The procedure does not require notice to the individual teacher. We have therefore
considered whether the process for determining whether or not employees are on strike is
consistent with the requirement to observe the principles of natural justice described
in section 27 (1) of the Bill of Rights Act.
- The Court of Appeal has stated that observance of the principles of natural justice
is a flexible concept and is very much fact specific.[1] We
note that the deeming provision helps to address the problem of geographical and
organisational proximity. It is not feasible for the Commissioner to independently
verify whether individual teachers are on strike.

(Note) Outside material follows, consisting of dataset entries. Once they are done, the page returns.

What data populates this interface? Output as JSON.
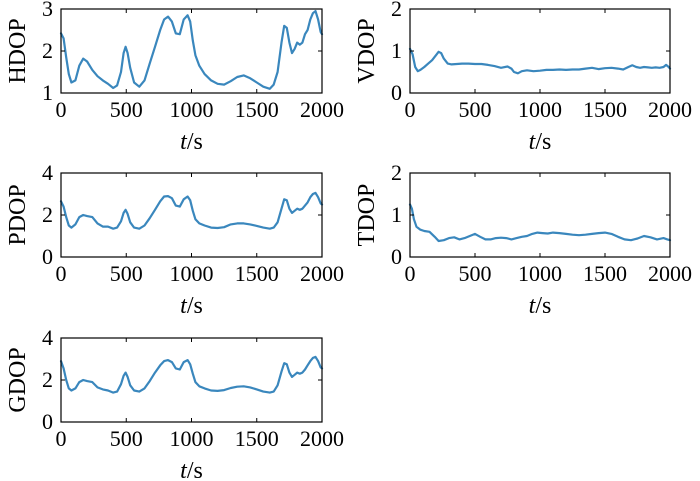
{
  "chart_data": [
    {
      "type": "line",
      "ylabel": "HDOP",
      "xlabel_var": "t",
      "xlabel_unit": "/s",
      "xlim": [
        0,
        2000
      ],
      "ylim": [
        1,
        3
      ],
      "xticks": [
        "0",
        "500",
        "1000",
        "1500",
        "2000"
      ],
      "yticks": [
        "1",
        "2",
        "3"
      ],
      "color": "#3a87bd",
      "x": [
        0,
        20,
        40,
        60,
        80,
        110,
        140,
        170,
        200,
        240,
        280,
        320,
        360,
        400,
        430,
        460,
        480,
        495,
        510,
        530,
        560,
        600,
        640,
        680,
        720,
        760,
        790,
        820,
        850,
        880,
        910,
        940,
        970,
        990,
        1010,
        1030,
        1060,
        1100,
        1150,
        1200,
        1250,
        1300,
        1350,
        1400,
        1450,
        1500,
        1550,
        1600,
        1630,
        1660,
        1690,
        1710,
        1730,
        1750,
        1770,
        1790,
        1810,
        1830,
        1850,
        1870,
        1890,
        1910,
        1930,
        1950,
        1970,
        1990,
        2000
      ],
      "y": [
        2.42,
        2.3,
        1.85,
        1.45,
        1.25,
        1.3,
        1.65,
        1.82,
        1.75,
        1.55,
        1.4,
        1.3,
        1.22,
        1.12,
        1.18,
        1.5,
        1.95,
        2.1,
        1.95,
        1.6,
        1.25,
        1.15,
        1.3,
        1.7,
        2.1,
        2.5,
        2.75,
        2.82,
        2.7,
        2.42,
        2.4,
        2.75,
        2.85,
        2.7,
        2.25,
        1.9,
        1.65,
        1.45,
        1.3,
        1.22,
        1.2,
        1.28,
        1.38,
        1.42,
        1.35,
        1.25,
        1.15,
        1.1,
        1.2,
        1.5,
        2.2,
        2.6,
        2.55,
        2.2,
        1.95,
        2.05,
        2.2,
        2.15,
        2.2,
        2.4,
        2.5,
        2.75,
        2.9,
        2.95,
        2.75,
        2.45,
        2.4
      ]
    },
    {
      "type": "line",
      "ylabel": "VDOP",
      "xlabel_var": "t",
      "xlabel_unit": "/s",
      "xlim": [
        0,
        2000
      ],
      "ylim": [
        0,
        2
      ],
      "xticks": [
        "0",
        "500",
        "1000",
        "1500",
        "2000"
      ],
      "yticks": [
        "0",
        "1",
        "2"
      ],
      "color": "#3a87bd",
      "x": [
        0,
        20,
        40,
        60,
        80,
        110,
        140,
        170,
        200,
        220,
        240,
        260,
        290,
        320,
        360,
        400,
        450,
        500,
        550,
        600,
        650,
        700,
        750,
        780,
        800,
        830,
        860,
        900,
        950,
        1000,
        1050,
        1100,
        1150,
        1200,
        1250,
        1300,
        1350,
        1400,
        1450,
        1500,
        1550,
        1600,
        1640,
        1680,
        1710,
        1740,
        1770,
        1800,
        1830,
        1860,
        1890,
        1920,
        1950,
        1970,
        1990,
        2000
      ],
      "y": [
        1.05,
        0.92,
        0.62,
        0.52,
        0.55,
        0.62,
        0.7,
        0.78,
        0.9,
        0.98,
        0.95,
        0.82,
        0.7,
        0.68,
        0.69,
        0.7,
        0.7,
        0.69,
        0.69,
        0.67,
        0.64,
        0.6,
        0.63,
        0.58,
        0.5,
        0.47,
        0.52,
        0.54,
        0.52,
        0.53,
        0.55,
        0.55,
        0.56,
        0.55,
        0.56,
        0.56,
        0.58,
        0.6,
        0.57,
        0.59,
        0.6,
        0.58,
        0.56,
        0.62,
        0.66,
        0.62,
        0.6,
        0.62,
        0.61,
        0.6,
        0.61,
        0.6,
        0.62,
        0.67,
        0.62,
        0.58
      ]
    },
    {
      "type": "line",
      "ylabel": "PDOP",
      "xlabel_var": "t",
      "xlabel_unit": "/s",
      "xlim": [
        0,
        2000
      ],
      "ylim": [
        0,
        4
      ],
      "xticks": [
        "0",
        "500",
        "1000",
        "1500",
        "2000"
      ],
      "yticks": [
        "0",
        "2",
        "4"
      ],
      "color": "#3a87bd",
      "x": [
        0,
        20,
        40,
        60,
        80,
        110,
        140,
        170,
        200,
        240,
        280,
        320,
        360,
        400,
        430,
        460,
        480,
        495,
        510,
        530,
        560,
        600,
        640,
        680,
        720,
        760,
        790,
        820,
        850,
        880,
        910,
        940,
        970,
        990,
        1010,
        1030,
        1060,
        1100,
        1150,
        1200,
        1250,
        1300,
        1350,
        1400,
        1450,
        1500,
        1550,
        1600,
        1630,
        1660,
        1690,
        1710,
        1730,
        1750,
        1770,
        1790,
        1810,
        1830,
        1850,
        1870,
        1890,
        1910,
        1930,
        1950,
        1970,
        1990,
        2000
      ],
      "y": [
        2.65,
        2.4,
        1.9,
        1.5,
        1.4,
        1.55,
        1.9,
        2.0,
        1.95,
        1.9,
        1.6,
        1.45,
        1.45,
        1.35,
        1.4,
        1.7,
        2.1,
        2.25,
        2.05,
        1.65,
        1.4,
        1.35,
        1.5,
        1.85,
        2.25,
        2.65,
        2.88,
        2.9,
        2.8,
        2.45,
        2.4,
        2.75,
        2.88,
        2.7,
        2.2,
        1.8,
        1.6,
        1.5,
        1.4,
        1.38,
        1.42,
        1.55,
        1.6,
        1.6,
        1.55,
        1.48,
        1.4,
        1.35,
        1.4,
        1.65,
        2.3,
        2.75,
        2.7,
        2.3,
        2.1,
        2.2,
        2.3,
        2.25,
        2.3,
        2.45,
        2.6,
        2.85,
        3.0,
        3.05,
        2.85,
        2.55,
        2.5
      ]
    },
    {
      "type": "line",
      "ylabel": "TDOP",
      "xlabel_var": "t",
      "xlabel_unit": "/s",
      "xlim": [
        0,
        2000
      ],
      "ylim": [
        0,
        2
      ],
      "xticks": [
        "0",
        "500",
        "1000",
        "1500",
        "2000"
      ],
      "yticks": [
        "0",
        "1",
        "2"
      ],
      "color": "#3a87bd",
      "x": [
        0,
        15,
        30,
        50,
        80,
        110,
        150,
        190,
        220,
        260,
        300,
        340,
        380,
        420,
        460,
        500,
        540,
        580,
        620,
        660,
        700,
        740,
        780,
        820,
        860,
        900,
        940,
        980,
        1020,
        1060,
        1100,
        1150,
        1200,
        1250,
        1300,
        1350,
        1400,
        1450,
        1500,
        1550,
        1600,
        1650,
        1700,
        1750,
        1800,
        1850,
        1900,
        1950,
        1980,
        2000
      ],
      "y": [
        1.25,
        1.15,
        0.9,
        0.72,
        0.65,
        0.62,
        0.6,
        0.48,
        0.38,
        0.4,
        0.45,
        0.47,
        0.42,
        0.45,
        0.5,
        0.55,
        0.48,
        0.42,
        0.42,
        0.45,
        0.46,
        0.45,
        0.42,
        0.45,
        0.48,
        0.5,
        0.55,
        0.58,
        0.57,
        0.56,
        0.58,
        0.57,
        0.55,
        0.53,
        0.52,
        0.53,
        0.55,
        0.57,
        0.58,
        0.55,
        0.48,
        0.42,
        0.4,
        0.44,
        0.5,
        0.47,
        0.42,
        0.45,
        0.42,
        0.4
      ]
    },
    {
      "type": "line",
      "ylabel": "GDOP",
      "xlabel_var": "t",
      "xlabel_unit": "/s",
      "xlim": [
        0,
        2000
      ],
      "ylim": [
        0,
        4
      ],
      "xticks": [
        "0",
        "500",
        "1000",
        "1500",
        "2000"
      ],
      "yticks": [
        "0",
        "2",
        "4"
      ],
      "color": "#3a87bd",
      "x": [
        0,
        20,
        40,
        60,
        80,
        110,
        140,
        170,
        200,
        240,
        280,
        320,
        360,
        400,
        430,
        460,
        480,
        495,
        510,
        530,
        560,
        600,
        640,
        680,
        720,
        760,
        790,
        820,
        850,
        880,
        910,
        940,
        970,
        990,
        1010,
        1030,
        1060,
        1100,
        1150,
        1200,
        1250,
        1300,
        1350,
        1400,
        1450,
        1500,
        1550,
        1600,
        1630,
        1660,
        1690,
        1710,
        1730,
        1750,
        1770,
        1790,
        1810,
        1830,
        1850,
        1870,
        1890,
        1910,
        1930,
        1950,
        1970,
        1990,
        2000
      ],
      "y": [
        2.9,
        2.55,
        2.0,
        1.6,
        1.5,
        1.6,
        1.9,
        2.0,
        1.95,
        1.9,
        1.65,
        1.55,
        1.5,
        1.4,
        1.45,
        1.8,
        2.2,
        2.35,
        2.15,
        1.75,
        1.5,
        1.45,
        1.6,
        1.95,
        2.35,
        2.7,
        2.9,
        2.95,
        2.85,
        2.55,
        2.5,
        2.85,
        2.95,
        2.75,
        2.3,
        1.9,
        1.7,
        1.6,
        1.5,
        1.48,
        1.52,
        1.62,
        1.68,
        1.7,
        1.65,
        1.55,
        1.45,
        1.4,
        1.45,
        1.75,
        2.4,
        2.8,
        2.75,
        2.35,
        2.15,
        2.25,
        2.35,
        2.3,
        2.35,
        2.5,
        2.7,
        2.9,
        3.05,
        3.1,
        2.9,
        2.6,
        2.55
      ]
    }
  ]
}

The Commissioner is reliant on the
employers of teachers to provide the information that he or she requires to perform the
powers of suspension.
- Furthermore, the new sub-sections 74AD(5) and (6) encourages Boards to provide the
Commissioner with prompt and accurate information. Where the Commissioner has reasonable
grounds to believe that Boards are failing to comply with section 74AD, he or she may
report to the appropriate Minister. The Minister may, in some circumstances, reduce the
size of a grant payable to the Board if he or she thinks it is necessary to do so to
encourage the Board's compliance with the notification requirement. In an individual
case, if the pay of a teacher was inadvertently suspended, the teacher could have this
situation remedied by way of drawing this matter to the attention of the Board and/or by
lodging a personal grievance with the Employment Authority. Proceedings for judicial
review against the Board might also lie.
- Although there appears to be the potential for an unfair outcome, we consider that
the legal requirements on the Board, coupled with the availability of remedies in
individual cases substantially addresses the issue of natural justice.
Conclusion
- We consider that although the Bill does not appear to be inconsistent with the Bill
of Rights Act, the procedures in the Bill could be strengthened to protect the interests
of individual teachers. This might be done by an administrative or legislative
requirement to advise teachers, at the time the Board of Trustees reports to the
Commissioner the names of non-striking teacher, whether or not they are on the list.
That would facilitate early correction of any error.
- In accordance with your instructions, we attach a copy of this opinion for referral
to the Minister of Justice. A copy is also attached for referral to the Minister for
State Services if you agree.
Val Sim
Chief Legal Counsel
Bill of Rights/Human Rights Team |
Boris van Beusekom
Senior Legal Adviser
Bill of Rights/Human Rights Team |
cc Minister of Justice
Minister for State Services
Copy for your information
In addition to the general disclaimer for all documents on this website, please note
the following: This advice was prepared to assist the Attorney-General to determine
whether a report should be made to Parliament under s 7 of the New Zealand Bill of Rights
Act 1990 in relation to the State Services Amendment Bill (No.3). It should not be used or
acted upon for any other purpose. The advice does no more than assess whether the Bill
complies with the minimum guarantees contained in the New Zealand Bill of Rights Act. The
release of this advice should not be taken to indicate that the Attorney-General agrees
with all aspects of it, nor does its release constitute a general waiver of legal
professional privilege in respect of this or any other matter. Whilst care has been taken
to ensure that this document is an accurate reproduction of the advice provided to the
Attorney-General, neither the Ministry of Justice nor the Crown Law Office accepts any
liability for any errors or omissions.